Do they suit the needs of workers and the culture of employment in the times we live in?
Australian workers are facing unprecedented pressures: the mining boom may well be over, manufacturing and export companies are struggling or failing to remain competitive, and the newly elected federal government is disinclined to subsidise companies that can’t support themselves.
As Ford, Holden, Toyota and now Alcoa shut their factories in Australia, and Shell and others look likely to follow (with SPC Ardmona spared at the eleventh hour), thousands of workers will look to their unions for leadership and support. At the same time, a royal commission into union governance and corruption will absorb the time, money and focus of unions as they try to help their workers.
The Australian trade union movement has a proud past, but can it survive unchanged into the future?
Joining host Sally Warhaft for this discussion, our guests are Associate Professor John Howe (Deputy Dean of Melbourne Law School and Director of the Centre for Employment and Labour Relations Law), and Lisa Fitzpatrick (State Secretary of the Australian Nursing and Midwifery Federation).
Justice Alan Boulton is a Senior Deputy President of the Fair Work Commission (FWC).
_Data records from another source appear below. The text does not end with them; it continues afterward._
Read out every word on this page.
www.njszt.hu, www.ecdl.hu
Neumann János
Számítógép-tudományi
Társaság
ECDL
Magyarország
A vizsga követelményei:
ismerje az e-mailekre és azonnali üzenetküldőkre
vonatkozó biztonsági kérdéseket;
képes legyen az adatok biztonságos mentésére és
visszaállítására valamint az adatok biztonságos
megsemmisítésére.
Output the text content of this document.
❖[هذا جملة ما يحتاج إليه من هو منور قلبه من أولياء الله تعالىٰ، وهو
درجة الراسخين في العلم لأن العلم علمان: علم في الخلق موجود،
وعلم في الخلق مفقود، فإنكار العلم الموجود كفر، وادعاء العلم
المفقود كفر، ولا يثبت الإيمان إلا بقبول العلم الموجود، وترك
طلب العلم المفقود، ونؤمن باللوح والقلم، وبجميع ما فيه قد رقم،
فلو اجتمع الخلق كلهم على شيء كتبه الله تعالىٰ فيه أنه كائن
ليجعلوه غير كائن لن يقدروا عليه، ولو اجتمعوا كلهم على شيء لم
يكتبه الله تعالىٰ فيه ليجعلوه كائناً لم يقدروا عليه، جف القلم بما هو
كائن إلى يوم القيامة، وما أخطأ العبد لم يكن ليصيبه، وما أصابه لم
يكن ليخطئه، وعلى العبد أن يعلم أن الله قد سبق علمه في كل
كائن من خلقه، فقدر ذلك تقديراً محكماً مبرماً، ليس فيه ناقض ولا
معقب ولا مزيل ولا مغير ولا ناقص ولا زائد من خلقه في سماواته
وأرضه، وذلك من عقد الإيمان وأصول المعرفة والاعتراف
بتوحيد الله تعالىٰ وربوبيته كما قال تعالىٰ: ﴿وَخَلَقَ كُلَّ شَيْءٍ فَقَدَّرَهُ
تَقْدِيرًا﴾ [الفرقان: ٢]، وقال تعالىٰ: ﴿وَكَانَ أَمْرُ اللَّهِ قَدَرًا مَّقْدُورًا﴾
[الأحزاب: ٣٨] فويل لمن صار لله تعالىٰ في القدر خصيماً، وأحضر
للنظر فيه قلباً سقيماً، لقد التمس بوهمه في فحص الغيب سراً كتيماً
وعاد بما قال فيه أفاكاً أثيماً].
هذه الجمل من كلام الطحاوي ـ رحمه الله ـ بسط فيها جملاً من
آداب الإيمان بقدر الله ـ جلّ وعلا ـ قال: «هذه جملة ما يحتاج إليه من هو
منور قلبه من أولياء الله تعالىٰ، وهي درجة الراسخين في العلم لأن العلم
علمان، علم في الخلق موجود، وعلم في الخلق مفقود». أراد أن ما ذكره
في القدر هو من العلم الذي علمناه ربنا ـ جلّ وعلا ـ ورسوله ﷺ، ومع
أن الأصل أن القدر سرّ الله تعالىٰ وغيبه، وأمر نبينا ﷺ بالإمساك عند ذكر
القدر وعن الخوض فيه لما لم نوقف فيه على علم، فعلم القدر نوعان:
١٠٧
Associate Professor John Howe is Deputy Dean of the Melbourne Law School, where he is also Co-Director of the Centre for Employment and Labour Relations Law. John teaches in the areas of labour and employment law, corporations law and corporate social responsibility.
Lisa Fitzpatrick is currently the state secretary of the Australian Nursing and Midwifery Federation (Victorian Branch) and a registered nurse. She held various nursing positions over her nursing career in the public and private sectors.
Sally Warhaft is a Melbourne broadcaster, anthropologist and writer and the host of the Wheeler Centre’s live journalism series, the Fifth Estate, now in its sixth year. She is a former editor of the Monthly magazine and the author of the bestselling book Well May We Say: The Speeches that Made Australia.